Merger Arbitrage: Arbitraged Away?

Another Questionable Diversification Strategy

May 2020. Reading Time: 10 Minutes. Author: Nicolas Rabener.

SUMMARY

  • As AUM in merger arbitrage has increased, alpha decreased
  • Investors can access merger arbitrage via hedge funds, bank indices, and ETFs
  • The strategy is not as uncorrelated from equities as likely perceived by allocators

INTRODUCTION

Working in the restructuring team of a corporate finance boutique is like being a trader focused on short-selling. Most money is made when companies falter, and stocks turn bearish. A restructurer’s cyclical counterpart is the ever-optimistic merger & acquisition (M&A) banker that thrives when the economy is booming and companies trade at their all-time highs, which in turn allows them to use their overvalued stock as cheap acquisition currency.

The coronavirus crisis has not only put M&A activity on hold, but also has led many mergers and acquisitions to fail. Xerox abandoned its $34 billion hostile bid for HP, Softbank canceled its $3 billion offer for WeWork shares, and private equity company Sycamore Partners is trying to get out of its $1 billion acquisition of lingerie and beauty product maker Victoria’s Secret.

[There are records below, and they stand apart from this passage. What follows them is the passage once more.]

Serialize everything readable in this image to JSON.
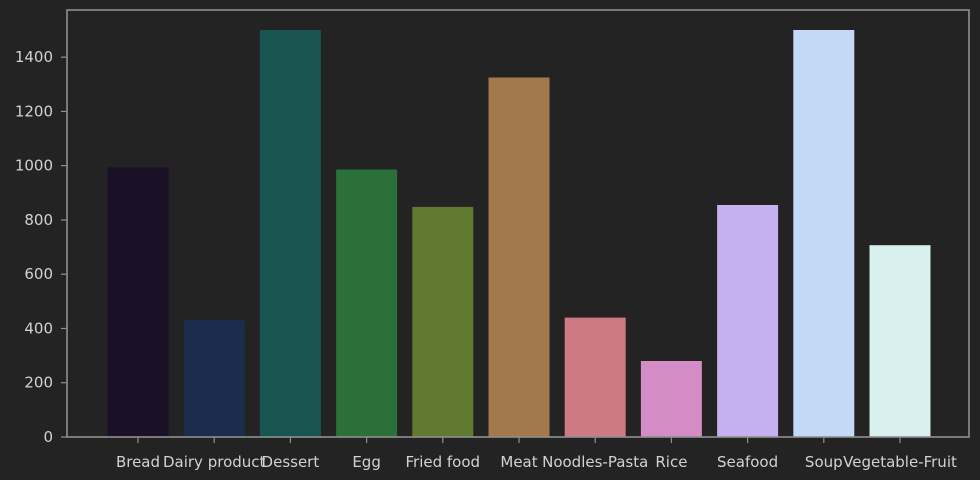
{
  "chart_data": {
    "type": "bar",
    "categories": [
      "Bread",
      "Dairy product",
      "Dessert",
      "Egg",
      "Fried food",
      "Meat",
      "Noodles-Pasta",
      "Rice",
      "Seafood",
      "Soup",
      "Vegetable-Fruit"
    ],
    "values": [
      994,
      431,
      1500,
      986,
      848,
      1325,
      440,
      280,
      855,
      1500,
      707
    ],
    "colors": [
      "#1a1127",
      "#1b2d4c",
      "#185550",
      "#2a7038",
      "#607a30",
      "#a3784b",
      "#cd7a84",
      "#d48cc6",
      "#c6b1ef",
      "#c4d9f5",
      "#d9f1ee"
    ],
    "title": "",
    "xlabel": "",
    "ylabel": "",
    "ylim": [
      0,
      1500
    ],
    "yticks": [
      0,
      200,
      400,
      600,
      800,
      1000,
      1200,
      1400
    ],
    "grid": false,
    "background": "#232323",
    "axis_color": "#8f8f8f",
    "text_color": "#d2d2d2"
  }
}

Betting on M&A activity by buying the shares of the company to be acquired and shorting the acquirer’s stock is a classic strategy employed by hedge funds, commonly called risk or merger arbitrage. The long leg of this trade, acquiring the target, pays because investors tend to underestimate the probability of a deal closing. Shorting the acquirer, on the other leg of this trade, pays because the acquirer is using overvalued equity that will go down in value, in part because of the signal the very same merger sends to the market. These two trades, put together, provide a unique source of seemingly riskless profits. When this strategy is deployed over a large number of deals, the market-neutral profile of simultaneously being long and short stocks lowers drastically its correlation with equity markets and makes it an attractive vehicle for diversifying a traditional equity-bond portfolio.

However, as seen during the current coronavirus crisis as well as during the great financial crisis from 2008 to 2009, many deals fail when stock markets crash, which might make the strategy less uncorrelated than allocators expect, and in the worse possible moment.